Эта тема пришлась мне по душе. Я оживлённо встрепенулась и даже попыталась встать на ноги.
– У тебя устаревшие сведения. Моя мама давно уже знает всю правду. О том, кто на самом деле Вадим, и о том, кто на самом деле ты.
Наконец-то мне удалось вывести Виталика из полусонного состояния! Этого он услышать никак не ожидал! Посмотрел на меня изумлённо-недоверчиво, часто заморгал:
– Как?.. Интересно…Кто же ей рассказал?
– Я сама.
По ногам побежали иголки, меня аж передёрнуло всю – до того неприятным было ощущение проходящего онемения.
– Ты сама? Интересно. – Опять повторил Виталик уже мягче. Теперь он глядел на меня, не отрываясь. – И каким же на самом деле я предстал в глазах твоей мамы?
– Настоящим. Я ей рассказала, что ты взял на себя мою вину тогда, в милиции, и что твои родители платили штраф за неё и папу.
– А Канарейка? О нем ты что сказала?
– Тоже правду. Теперь мама его презирает и очень расстраивается, что так обманулась.
– А я?
– Что – ты?
– От моего рыцарского жеста твоя мама случайно не прослезилась?

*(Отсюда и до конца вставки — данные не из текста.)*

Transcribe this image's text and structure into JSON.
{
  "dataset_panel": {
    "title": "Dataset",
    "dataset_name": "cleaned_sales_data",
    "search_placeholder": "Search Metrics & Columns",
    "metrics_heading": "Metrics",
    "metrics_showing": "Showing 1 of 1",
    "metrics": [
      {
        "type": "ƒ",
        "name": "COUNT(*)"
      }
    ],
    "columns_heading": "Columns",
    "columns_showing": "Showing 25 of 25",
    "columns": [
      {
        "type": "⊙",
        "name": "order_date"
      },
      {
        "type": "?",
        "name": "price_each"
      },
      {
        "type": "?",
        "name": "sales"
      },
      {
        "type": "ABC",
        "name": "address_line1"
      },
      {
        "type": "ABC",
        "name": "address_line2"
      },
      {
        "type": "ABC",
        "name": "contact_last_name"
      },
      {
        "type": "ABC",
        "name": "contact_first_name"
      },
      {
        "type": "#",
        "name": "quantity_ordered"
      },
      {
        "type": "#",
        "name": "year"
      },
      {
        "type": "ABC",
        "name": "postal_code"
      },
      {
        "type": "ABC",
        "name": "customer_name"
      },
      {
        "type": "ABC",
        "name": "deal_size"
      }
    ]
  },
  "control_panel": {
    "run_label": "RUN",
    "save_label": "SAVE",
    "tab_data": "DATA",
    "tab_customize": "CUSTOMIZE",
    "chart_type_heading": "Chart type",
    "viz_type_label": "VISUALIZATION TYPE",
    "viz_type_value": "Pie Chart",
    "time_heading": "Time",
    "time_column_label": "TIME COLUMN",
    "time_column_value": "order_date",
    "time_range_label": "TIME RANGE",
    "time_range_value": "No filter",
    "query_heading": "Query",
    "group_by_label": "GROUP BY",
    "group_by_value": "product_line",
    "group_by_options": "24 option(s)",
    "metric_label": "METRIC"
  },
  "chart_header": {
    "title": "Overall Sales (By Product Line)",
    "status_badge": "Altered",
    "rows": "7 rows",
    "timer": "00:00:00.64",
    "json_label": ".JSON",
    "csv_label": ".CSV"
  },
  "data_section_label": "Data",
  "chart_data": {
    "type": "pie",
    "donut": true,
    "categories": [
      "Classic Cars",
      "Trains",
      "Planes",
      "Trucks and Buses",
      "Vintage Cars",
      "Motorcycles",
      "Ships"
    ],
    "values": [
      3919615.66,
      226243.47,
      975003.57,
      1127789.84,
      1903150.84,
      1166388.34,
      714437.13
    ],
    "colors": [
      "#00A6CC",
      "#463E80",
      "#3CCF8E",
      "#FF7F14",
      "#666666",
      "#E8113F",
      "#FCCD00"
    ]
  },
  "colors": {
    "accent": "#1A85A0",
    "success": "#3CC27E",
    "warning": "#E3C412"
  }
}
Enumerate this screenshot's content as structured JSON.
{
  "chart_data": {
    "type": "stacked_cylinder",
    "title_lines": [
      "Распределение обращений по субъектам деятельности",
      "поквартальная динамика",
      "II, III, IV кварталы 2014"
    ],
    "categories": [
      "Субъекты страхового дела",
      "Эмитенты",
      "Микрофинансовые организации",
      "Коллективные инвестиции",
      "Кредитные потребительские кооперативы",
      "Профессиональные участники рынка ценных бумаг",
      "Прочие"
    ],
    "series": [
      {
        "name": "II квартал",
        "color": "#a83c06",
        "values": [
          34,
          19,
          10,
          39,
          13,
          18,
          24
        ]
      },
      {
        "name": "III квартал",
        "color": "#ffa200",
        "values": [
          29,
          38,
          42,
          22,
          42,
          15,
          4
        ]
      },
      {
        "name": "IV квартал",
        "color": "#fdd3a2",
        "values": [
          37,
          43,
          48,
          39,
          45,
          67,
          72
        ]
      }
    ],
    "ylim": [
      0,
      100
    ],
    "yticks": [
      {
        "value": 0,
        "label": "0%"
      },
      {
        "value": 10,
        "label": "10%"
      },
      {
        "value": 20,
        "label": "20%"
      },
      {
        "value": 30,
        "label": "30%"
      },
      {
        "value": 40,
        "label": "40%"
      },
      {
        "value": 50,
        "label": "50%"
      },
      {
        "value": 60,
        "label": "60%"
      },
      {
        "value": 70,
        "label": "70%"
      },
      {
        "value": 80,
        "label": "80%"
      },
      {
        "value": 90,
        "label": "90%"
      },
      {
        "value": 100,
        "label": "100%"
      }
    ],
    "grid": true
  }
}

В голосе Виталика снова зазвучал сарказм. И это после того, как я уже начала верить в благополучный исход нашего диалога.
– Нет. – Бросила я, невольно подстраиваясь под его тон. – Она просто мне поверила. Теперь она не против…
Тут я запнулась, сама не зная отчего и чувствуя, как приливает к щекам кровь, мысленно прокляла себя за самонадеянность. Виталик понял причину моего смущения, однако не проявил больше никакой негативной реакции.
– Значит, меня помиловали. – Заключил он бесстрастно и, отвернувшись, уставился на хорошо изученные мною плакаты.
– Да. Ты не рад? – Я попыталась вернуть его внимание обратно к себе. Не вышло – на меня Виталик не взглянул.
– Нет, почему. Я очень рад. Теперь хоть кто-то не считает меня сволочью.
Разумеется, он имел в виду ребят. Это они сейчас открыто негодовали и возмущались по поводу измены Виталика. Промолчать я не смогла.
– А что ты прикажешь о тебе думать? Если ты поссорился с Канарейкой, это не значит, что ты в праве…
– Это никого не касается! – Неожиданно грубо оборвал меня Виталик, как там, в Доме Офицеров, накануне того рокового спектакля, перевернувшего в наших отношениях всё с ног на голову.
– Какое они имеют право меня осуждать? Они меня разве поддержали после того, что случилось? Они меня утешили? Чёрта с два…Когда я из ДК смотался, хоть бы кто-то за мной пошёл, остановить попытался…Не-ет, они все с Канарейкой остались, будто он ничего особенного не совершал, будто это так и надо было! Я на двести процентов уверен, они ему и слова в укор не сказали. А теперь зато возмущаются, видишь ли, почему я не с ними, почему с Шумляевым! Этот сразу просёк, что звёздный час его наступил. Сам ко мне подошел и дружбу предложил. От чистого сердца. – Виталик усмехнулся, сказав последнюю фразу. Это, по-моему, была усмешка над самим собой. Я молчала, чувствуя, что услышала далеко не всю его исповедь.
– Ты бы видела, как он передо мной распинался…И откуда столько слов откопал? Думает, я не знаю, зачем ему моя дружба нужна. Ещё одного единомышленника в свою шайку заполучить – это же для Шумляева просто верх удачи. А у меня, тем более, свои счёты теперь с Канарейкой и значит, по сути, я с ними должен быть.
– По сути ты теперь предатель. – Тихо заметила я, с трудом проглатывая застрявший в горле горький, сухой комок. – И ты никому теперь обратное не докажешь.